Tentant de reculer, elle fit maladroitement craquer une brindille, attirant l'attention sur elle.

Le cerf tourna la tête dans sa direction, mais se contenta de la fixer intensément.

Il n'y avait sans doute rien dans le regard de la bête, du moins rien qui ne puisse être interprété d'un point de vue humain. Malgré tout l'esprit égaré de la jeune humaine cherchait n'importe quel prétexte, afin de s'y accrocher comme à une bouée de sauvetage.

Pour elle, on lui souhaitait du courage, on lui ordonnait de se relever et d'aller atteindre son objectif sans regarder en arrière. Il lui disait qu'elle n'avait plus rien à perdre. Il lui demandait d'essayer de ne pas pleurer. Il l'implorait de cesser de se questionner devant chaque obstacle à franchir.

Elle vit aussi son reflet, dans ces yeux.

Elle se vit sale, amaigrie, cernée, pitoyable. Le reflet de la folie.

Elle l'ignora.

Durant ce qui aurait pu être des minutes comme des heures, elle profita de cet instant unique dans une vie, avant de laisser l'animal s'éloigner à pas lents, la laissant le regard dans le vague et l'esprit vide.
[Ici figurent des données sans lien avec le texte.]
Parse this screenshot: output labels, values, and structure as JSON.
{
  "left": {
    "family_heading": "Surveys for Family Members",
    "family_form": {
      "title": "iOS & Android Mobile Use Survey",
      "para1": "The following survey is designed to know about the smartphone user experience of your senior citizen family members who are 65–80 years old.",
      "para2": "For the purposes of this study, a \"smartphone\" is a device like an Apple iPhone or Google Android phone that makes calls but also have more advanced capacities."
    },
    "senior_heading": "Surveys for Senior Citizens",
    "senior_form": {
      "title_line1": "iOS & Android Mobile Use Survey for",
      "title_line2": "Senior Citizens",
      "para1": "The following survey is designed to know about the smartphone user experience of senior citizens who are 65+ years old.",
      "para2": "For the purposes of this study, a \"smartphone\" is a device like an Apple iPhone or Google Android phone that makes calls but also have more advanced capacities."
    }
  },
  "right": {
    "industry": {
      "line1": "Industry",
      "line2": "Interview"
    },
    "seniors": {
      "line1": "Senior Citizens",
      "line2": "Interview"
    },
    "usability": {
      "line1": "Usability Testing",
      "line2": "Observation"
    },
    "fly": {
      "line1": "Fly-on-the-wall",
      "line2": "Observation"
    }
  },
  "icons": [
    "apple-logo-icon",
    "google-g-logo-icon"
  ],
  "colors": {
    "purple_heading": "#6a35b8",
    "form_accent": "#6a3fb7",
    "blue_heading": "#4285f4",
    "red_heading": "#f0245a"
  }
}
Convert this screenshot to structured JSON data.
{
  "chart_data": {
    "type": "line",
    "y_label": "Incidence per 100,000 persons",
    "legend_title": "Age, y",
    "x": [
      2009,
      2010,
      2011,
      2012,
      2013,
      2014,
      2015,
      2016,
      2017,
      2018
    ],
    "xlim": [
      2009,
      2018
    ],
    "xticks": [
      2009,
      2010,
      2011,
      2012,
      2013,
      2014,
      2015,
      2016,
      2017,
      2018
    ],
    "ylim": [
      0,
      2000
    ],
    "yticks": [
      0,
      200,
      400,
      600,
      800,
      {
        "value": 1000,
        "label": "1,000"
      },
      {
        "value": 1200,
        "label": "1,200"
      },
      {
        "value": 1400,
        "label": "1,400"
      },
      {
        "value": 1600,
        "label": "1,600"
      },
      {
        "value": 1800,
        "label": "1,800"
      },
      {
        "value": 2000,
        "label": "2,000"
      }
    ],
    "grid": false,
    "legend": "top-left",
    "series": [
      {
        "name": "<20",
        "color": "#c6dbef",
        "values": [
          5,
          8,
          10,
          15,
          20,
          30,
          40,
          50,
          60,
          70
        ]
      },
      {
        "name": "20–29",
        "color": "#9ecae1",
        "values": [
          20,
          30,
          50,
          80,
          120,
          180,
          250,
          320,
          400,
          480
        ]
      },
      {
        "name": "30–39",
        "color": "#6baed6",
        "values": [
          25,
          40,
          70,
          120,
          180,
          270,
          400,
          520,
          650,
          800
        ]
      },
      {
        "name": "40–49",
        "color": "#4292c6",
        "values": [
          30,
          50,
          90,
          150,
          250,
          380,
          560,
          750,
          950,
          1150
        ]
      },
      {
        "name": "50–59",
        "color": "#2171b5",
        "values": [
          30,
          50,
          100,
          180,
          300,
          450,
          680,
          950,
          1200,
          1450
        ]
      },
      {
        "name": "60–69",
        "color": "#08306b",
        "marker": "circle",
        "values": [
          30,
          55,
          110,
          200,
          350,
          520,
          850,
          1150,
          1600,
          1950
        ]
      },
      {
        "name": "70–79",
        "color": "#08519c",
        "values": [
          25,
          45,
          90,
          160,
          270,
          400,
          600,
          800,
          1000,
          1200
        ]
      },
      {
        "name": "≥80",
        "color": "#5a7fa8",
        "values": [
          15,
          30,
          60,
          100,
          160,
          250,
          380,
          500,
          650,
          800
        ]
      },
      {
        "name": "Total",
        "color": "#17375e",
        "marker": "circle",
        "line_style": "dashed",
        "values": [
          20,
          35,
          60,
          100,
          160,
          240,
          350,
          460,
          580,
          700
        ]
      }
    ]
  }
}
Elle chancelait d'un côté, puis de l'autre, au rythme des secondes. Intérieurement, elle n'arrivait plus à aligner deux pensées cohérentes.

Finalement, elle réalisa que le cerf n'était plus là. Un vent de panique se leva en elle. Il l'avait laissée seule, abandonnée ! Non, impossible, elle devait le retrouver. Elle avait encore des choses à lui dire, une vie à lui raconter !

En réalité, il aurait été difficile de connaître précisément les raisons qui menèrent son cerveau trouble à lui ordonner de rassembler ses dernières forces afin de se mettre à courir sans savoir où se rendre, la tête baissée, sourde, aveugle, insensible.

Elle ne vit donc pas que l'humus s'était précipitamment changé en goudron lisse et froid. Elle ne vit pas non plus l'automobile couleur nuit déboucher à toute vitesse du virage, tous feux allumés. C'est à peine si elle se sentit projetée quelques mètres plus loin, en contrebas.